Ne oldu bugün!
Her şey bir başka. Zamanın gözlerinin içinde tebessüm. Her şey yerli yerinde ama sanki değil.
Aynada buğu.
Bende tereddüt.
Terlikler yine komşuya gidiyor. Tıpır tıpır, sesler küçülmüş. Anneler, teyzeler ellerinde kalplerine bastırdıkları kitap, başlarında beyaz tülbent...
Bulutlar sokak aralarına inmiş sanırsın.
Gece, içinden bir gündüz daha çıkarıyor. Sahur diye bir zaman adı düşüyor sofraya, sonra iftar.
Her şeye bir şey oluyor.
Ne oluyorsa iyi oluyor.
Aynada buğu.
Bende hayret, tereddüt.
Sinirli insanlar sükûnete ermiş. Kendilerine sinirleniyor ve gülümsüyorlar sonra. Sözlerin debisi düşmüş, sukut hayata katılmış ve hâl dili güne ve geceye serin ve telaşsız eda ile giriyor.
Zamanın nabzı iri.
Anlaşılır gibi değil.
Bir ayın içinde “bin” ay, sırtında iyiliğin katmanları, devi yüklenmiş karınca.

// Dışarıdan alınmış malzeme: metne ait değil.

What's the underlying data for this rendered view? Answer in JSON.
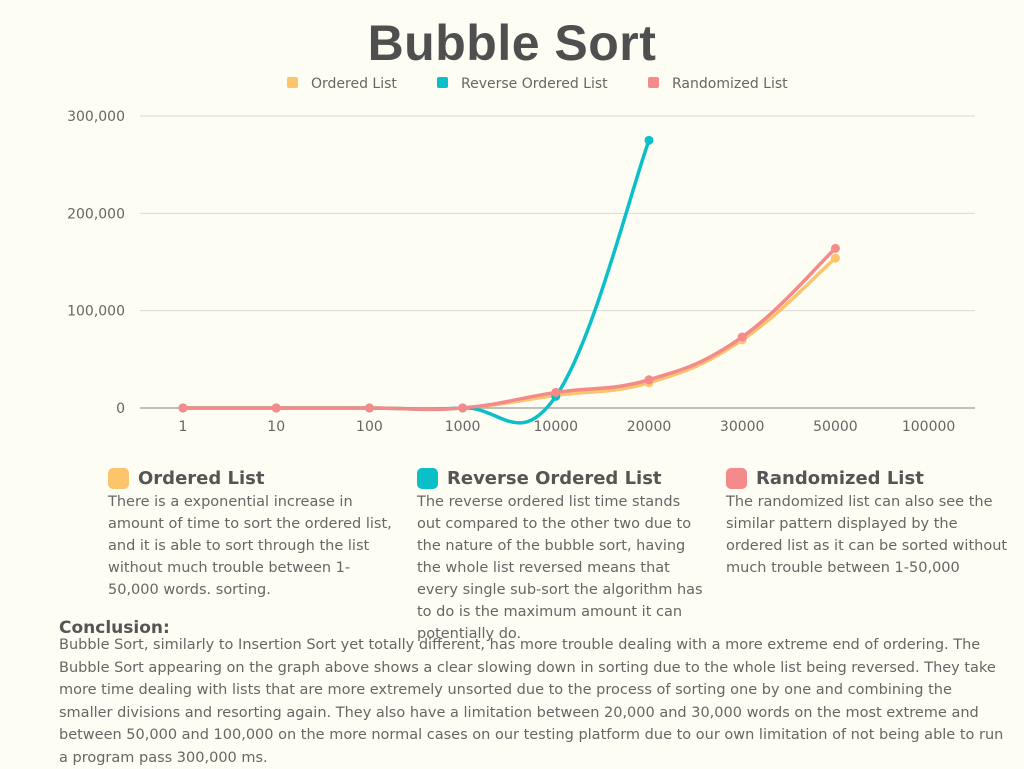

Bu Rabb’in, aciz kullarına eşsiz lütfu. Bağışlama bahanesi. İçine “bin” ay doldurulmuş gece, aklın çerçevesini rüzgara salar.
Dünya mı burası? Ahiret biraz sanki!
Gerçekle düş arasında, iki dünya arasında bir başka bahar mevsimi.
Aynada buğu.
Ben kendi başıma bir kaç kişi.
Aras’ta açılan yeryüzü sofrası. Kıtalar diz çökmüş. İftara sayılı dakikalar, yüz yüze bakıyor müminler, milyarlarca. Hepsi, tek şart olan, gönüllük esasına uymuş. Çoğalıyorlar bakışlarda. Halden hale geçiyorlar, nimet konuşuyor, azalar tek tek söze giriyor.
Gökyüzünde nehirler buluşuyor, kuş kanatlarının hışırtısında.
Ramazan kurmuş sofrayı, oruç bir ucundan çarşaf gibi sonsuza açarken zamanı, devreye alıyor insanı.
Ruhla beden arasındaki gerilimi, kısırlaşan tefekkürü, bencillik sularına göz atan tutkuları çağırıyor.
Bulutlar örs, yağmur çekiç; böyle bir mektep görülmemiştir.
Aynada açılan buğu.
Bende hayretten açılan gözler, hızlanan tereddüt.
Sonra bir ses!
Seslerin başı önüne düşüyor. Şiir ayaklarının altına serilip toprak olmak istiyor.
Elif, Lam, Mim...
Gözsüz de görebilirim.
İnsanın başı dönüyor. Döne döne, insan anlamın evine dönüyor. Düştüğü yere yükselmek için en uç noktaya geliyor.
İnsan işitiyor.
İşitip, “itaat ettik” dediğinde, aynayı buğu terk etmiş oluyor.
Tereddütler yerini, korku – ümide ( havf – reca ) bırakıyor.
Ramazan her yıl, on gün acele ederek, Müslümanı “korku ve ümitle” sarsıp Sırat-ı Mustakim’de kavi kılmaya gelir.
Otuz gün sonunda buğu gider, yerinde net ve kavi duruş belirir, o an zamanın adı bayram olur.